Позади меня средневековый замок, в котором в 1991-м году повесился армянин, пожелавший стать «новым русским». Говорили, что он вез с собой чемодан сотенных купюр, чтобы приватизировать кусочек средневековой истории. В дороге случилась денежная реформа Павлова. Об этом предприниматель узнал только утром следующего дня. Улыбнулся дьявол: за одну ночь бурые купюры с монументальным ликом вождя превратились в красивые фантики. Армянин сошел с ума. Вылез на конечной станции седым и дряхлым, хотя входил в вагон черноволосым золотозубым красавцем. Реформа настигла его между Москвой и Калининградом. Обратила богатство в «пшик», а самого предпринимателя сожгла изнутри как проказа – мужчина почернел лицом, пожелтел глазами, побелел кудрями, добрался до старых конюшен своего замка, из которого хотел сделать придорожную гостиницу, выбрал балку покрепче, обвязал ее нарядным галстуком, влез в петлю и удавился.

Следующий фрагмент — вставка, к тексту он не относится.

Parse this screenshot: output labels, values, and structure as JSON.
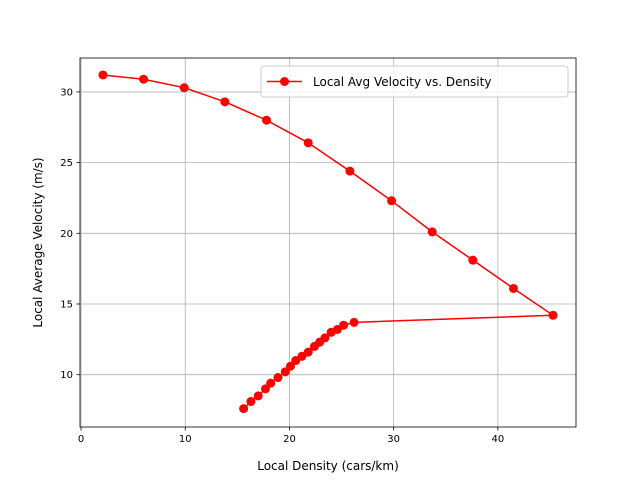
{
  "chart_data": {
    "type": "line",
    "title": "",
    "xlabel": "Local Density (cars/km)",
    "ylabel": "Local Average Velocity (m/s)",
    "xlim": [
      -0.1,
      47.5
    ],
    "ylim": [
      6.3,
      32.4
    ],
    "x_ticks": [
      0,
      10,
      20,
      30,
      40
    ],
    "y_ticks": [
      10,
      15,
      20,
      25,
      30
    ],
    "grid": true,
    "legend_position": "top-right",
    "series": [
      {
        "name": "Local Avg Velocity vs. Density",
        "color": "#ff0000",
        "marker": "circle",
        "x": [
          2.1,
          6.0,
          9.9,
          13.8,
          17.8,
          21.8,
          25.8,
          29.8,
          33.7,
          37.6,
          41.5,
          45.3,
          26.2,
          25.2,
          24.6,
          24.0,
          23.4,
          22.9,
          22.4,
          21.8,
          21.2,
          20.6,
          20.1,
          19.6,
          18.9,
          18.2,
          17.7,
          17.0,
          16.3,
          15.6
        ],
        "y": [
          31.2,
          30.9,
          30.3,
          29.3,
          28.0,
          26.4,
          24.4,
          22.3,
          20.1,
          18.1,
          16.1,
          14.2,
          13.7,
          13.5,
          13.2,
          13.0,
          12.6,
          12.3,
          12.0,
          11.6,
          11.3,
          11.0,
          10.6,
          10.2,
          9.8,
          9.4,
          9.0,
          8.5,
          8.1,
          7.6
        ]
      }
    ]
  }
}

Всю жизнь собирал, торговал на рынке цветами и складывал сотенные купюры в чемодан. Вынашивал мечту открыть в старинном немецком городке Гердауэне постоялый двор для немецких туристов. Туристы в конце 90-х и в самом деле пошли, только красавца армянина уже не было.

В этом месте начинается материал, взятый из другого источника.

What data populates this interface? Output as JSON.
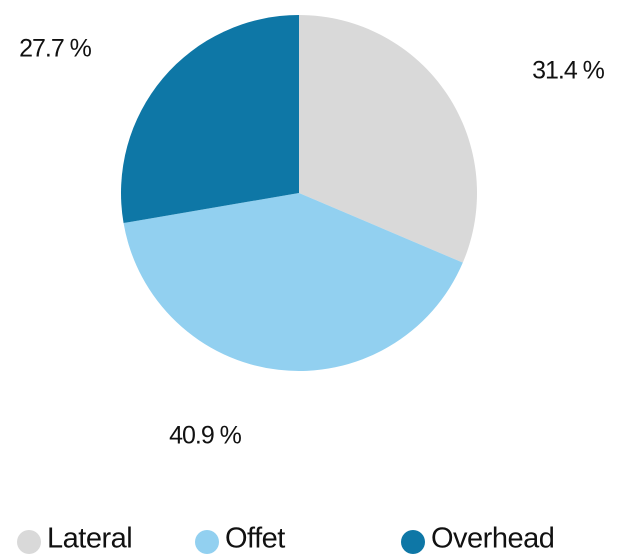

Пожилого туриста из Германии я однажды встретил возле соседского сарая, где старик-белорус выращивал свиней. Седой немец оперся на капот своего Мерседеса, курил трубку и плакал. Когда-то в этом месте был его дом. Но плакал он по другой причине: при входе в свинарник сосед уплотнил глинистую почву старыми гранитными плитами с заброшенного кладбища. Прочитывалась какая-то надпись: «Майн либе…» Вероятно, моей любимой жене. Отношение к чужим погребениям было разным – во времени, в географическом пространстве. В послевоенные годы особенно не церемонились. В 90-е стали восстанавливать и ухаживать за погребениями бывших врагов. Потом бывшие враги стали партнерами, затем друзьями – с политическим привкусом этого словца.
Поселок Железнодорожный живет во тьме. Фонарь болтается возле барака станционного магазина. Переезд отливает прыгающими огоньками семафоров, обнажает лысые черепки древней мощеной улочки. Камни отшлифованы веками, теснят друг друга, пузырятся, скрипят по ночам, стоят как сторожевики вечности.
Лукавый дух занес меня в эту глушь. Имя этому духу – женщина, рыжая, как все ведьмы, распутная, с зелеными глазами. Влюбился в нее без рассудка, ушел из семьи, уехал к черту на кулички. Зачем-то захотелось обладать ею подальше от сотен любопытных глаз. Обладать в темноте. Под сводами сырой вечности. Как будто от этого антуража любовь ощущается острее. Действительно – кривой попутал. Приворожил. А когда произошло отрезвление, я увидел не очень молодую и не очень красивую женщину с крашенными жиденькими лепестками волос, полинявшим лицом с морщинками, сверкающими истерическим блеском глазами. Наверное, что-то похожее произошло с предпринимателем-армянином, который вез сюда ценность, а ценность вдруг обернулась мишурой. Сравнение неудачное, однако – почему же я сразу ее не разглядел? Единственное, что было по-настоящему красивым в ее лице – это зубы, крепкие, как у лошади. И лицо было слегка лошадиным. А зубы у нее были крепкие и красивые потому, что любовник был зубной врач. Влюблялась часто и крепко. Рассказывала мне о своих любовниках. Будоражила кровь, а я наивно думал, что влюблен в нее по уши.